Infrastructures: la voie étroite
d’une autre politique d’investissements
Le rapport du conseil d’orientation des infrastructures, présidé par Philippe Duron, s’inscrit très nettement dans le nouveau cadre défini par Elisabeth Borne: phasage quasi-systématique des grands projets, priorité aux travaux de désaturation, régénération et modernisation des réseaux, encouragement des mobilités actives. Mais encore faut-il que le gouvernement, dans ses arbitrages à venir, puis les parlementaires confirment une telle ambition. Entre la rigueur budgétaire du premier et les tentations de grandeur des seconds, ce n’est pas gagné.
La mise en scène était un brin surannée, ce jeudi matin dans la grande salle du ministère de l’Environnement. Elisabeth Borne au pupitre, sur scène, avec à ses côtés et derrière elle la quasi-totalité des membres et rapporteurs du conseil d’orientation des infrastructures (COI), qui sont sagement restés debout pendant une quinzaine de minutes. Sitôt son discours prononcé, la ministre s’est éclipsée, laissant Philippe Duron présenter son rapport et répondre aux questions.
Il en va ainsi désormais des communications gouvernementales: de la solennité et de la distance, une grande maîtrise de la prise de parole, aucune improvisation, surtout vis-à-vis de la presse. Une fois la ministre partie, plusieurs membres de la Commission se sont d’ailleurs égaillés: la séquence officielle était finie.
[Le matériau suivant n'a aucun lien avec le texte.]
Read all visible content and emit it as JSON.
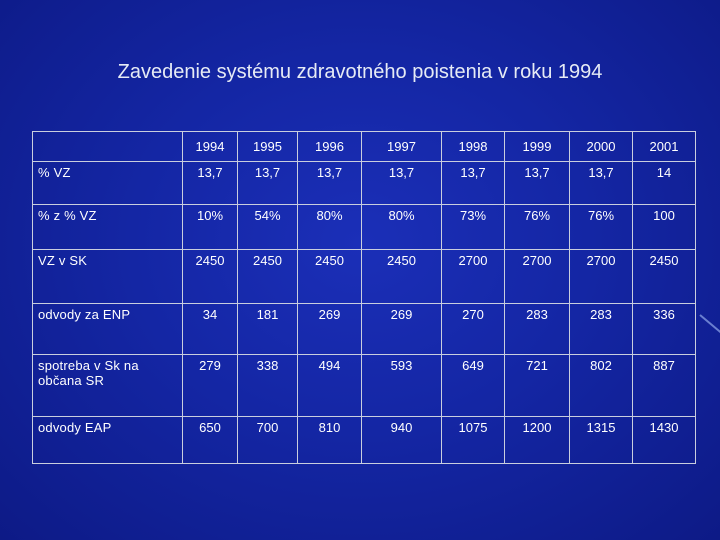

On ne retiendra donc essentiellement du discours d’Elisabeth Borne qu’un paragraphe, sur la suite des agapes: «Je recevrai la semaine prochaine l’ensemble des présidents de région, des grandes associations de collectivités, les représentants d’usagers et les ONG, pour recueillir leurs réactions sur ce rapport, leurs préférences quant aux différents scénarii, et leurs propositions», a précisé la ministre, qui a poursuivi: «Le gouvernement fera dans les prochaines semaines un choix clair sur le scénario retenu. Il constituera la base du volet loi de programmation et de financement des infrastructures du projet de loi d’orientation des mobilités, que je présenterai en avril au Conseil des ministres. Car ensuite, c’est bien le Parlement qui aura à en débattre.»
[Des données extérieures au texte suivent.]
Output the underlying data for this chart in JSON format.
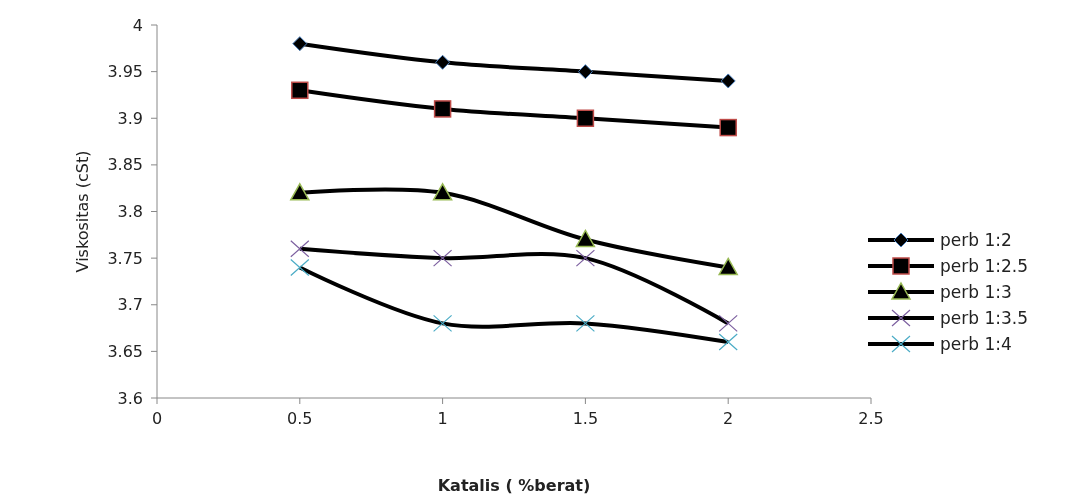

Vu la position de Bercy vent debout contre ces perspectives dépensières, il était bien difficile à la ministre de prendre quelque engagement public sur la suite
Voilà ce qu’on comprend: vu la position de Bercy vent debout contre ces perspectives dépensières et arc-boutée sur sa mission quasi-transcendantale de rétablissement des comptes publics, il était bien difficile à la ministre de prendre ce jeudi quelque engagement public que ce soit sur les scénarii d’investissements et les projets prioritaires (voir plus bas). Tout juste peut-elle se présenter devant les élus, les usagers et les associations avec un rapport sérieux et crédible, avant d’aller brûler quelques cierges pour espérer s’en sortir avec des arbitrages pas trop cata.
On est tout aussi circonspect devant le calendrier avancé par la ministre: au rythme auquel avance l’examen des articles du projet de loi LOM (loi d’orientation des mobilités, à laquelle devrait être rattaché le volet de programmation) en réunions interministérielles, il faudrait bien quelques semaines ou mois supplémentaires pour accoucher d’un texte validé et consolidé. Car l’Intérieur et la Cohésion des Territoires, notamment, ne manquent pas de défendre une certaine orthodoxie législative face aux textes présentés par le ministère des Transports, ce qui est somme toute assez logique. En d’autres termes, la batterie de conseillers et fonctionnaires organisés en mode projet «loi LOM» ne sont pas sortis de l’auberge.
On va faire sur la durée du cousu main en fonction des besoins réels et des bénéfices attendus
Reste une certitude: en matière de programmation, il y a désormais sur la table un document de travail de grande qualité, en ce sens que le rapport du COI esquisse enfin une logique de choix et de phasage des investissements. Mobilité 21 était face au tri impossible de la liste du Snit, à base des sacro-saints taux de rentabilité socio-économiques pourtant malmenés par les intérêts politiques (souvenons-nous du Poitiers-Limoges). Cinq ans après, le COI a pris la mesure de la situation budgétaire et de la philosophie défendue par la ministre, sinon par l’ensemble du gouvernement: on va faire sur la durée du cousu main en fonction des besoins réels et des bénéfices attendus, au lieu de concentrer les budgets sur quelques années et quelques grands projets.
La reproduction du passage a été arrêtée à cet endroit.